War is hell, even 75 years later
Charles Hocker wanted to escape Beaver Dam, Ky. Vito Colonna was trying to help out his struggling family in Cleveland. John Gideon followed a friend into the Navy, thinking about what young men think about.
"I pictured hula girls,” said Hocker.
And that’s why they were American military men in what seemed like paradise — in Pearl Harbor, Hawaii, on a day, 75 years ago, that will live in infamy.

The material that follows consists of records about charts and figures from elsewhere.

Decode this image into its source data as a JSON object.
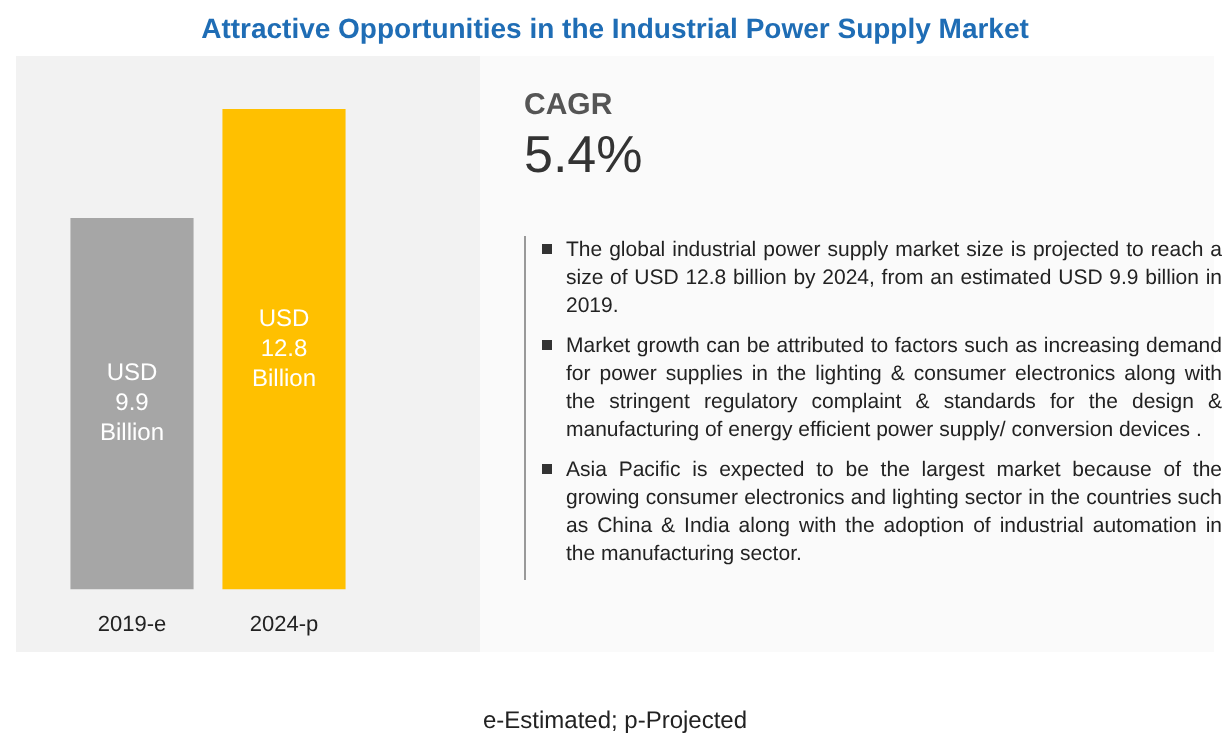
{
  "chart_data": {
    "type": "bar",
    "title": "Attractive Opportunities in the Industrial Power Supply Market",
    "categories": [
      "2019-e",
      "2024-p"
    ],
    "values": [
      9.9,
      12.8
    ],
    "colors": [
      "#a6a6a6",
      "#ffc000"
    ],
    "value_labels": [
      "USD 9.9 Billion",
      "USD 12.8 Billion"
    ],
    "annotations": [
      "CAGR",
      "5.4%",
      "The global industrial power supply market size is projected to reach a size of USD 12.8 billion by 2024, from an estimated USD 9.9 billion in 2019.",
      "Market growth can be attributed to factors such as increasing demand for power supplies in the lighting & consumer electronics along with the stringent regulatory complaint & standards for the design & manufacturing of energy efficient power supply/ conversion devices .",
      "Asia Pacific is expected to be the largest market because of the growing consumer electronics and lighting sector in the countries such as China & India along with the adoption of industrial automation in the manufacturing sector.",
      "e-Estimated; p-Projected"
    ]
  }
}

They were so very young then, Gideon the oldest at 21. Today, for anyone who believes that time heals all wounds, that war can be left on the battlefield or even that survivor’s guilt recedes with time, listen to three nonagenarians who will, quietly, set you straight. They are from separate states, were interviewed separately and have little – and everything – in common.
“I lay awake in bed” some nights, said Gideon, now 96 and then a Navy Seaman 1st Class.
“The memories still flash through my mind,” said Hocker, 92, then in the Army only because he falsified his birth certificate.
“Why are you keeping me here?” Colonna, 92, then a Navy medic who was one of the few to survive the sinking of the USS Arizona, said he still asks God. “Did I do something wrong?”
Coming from a family with 16 children, Colonna at age 14 found work at a Cleveland hospital during the Depression and picked up terminology and tips from the medical staff. So when he joined the Navy two years later — lying about his age — he was tapped to be a medic.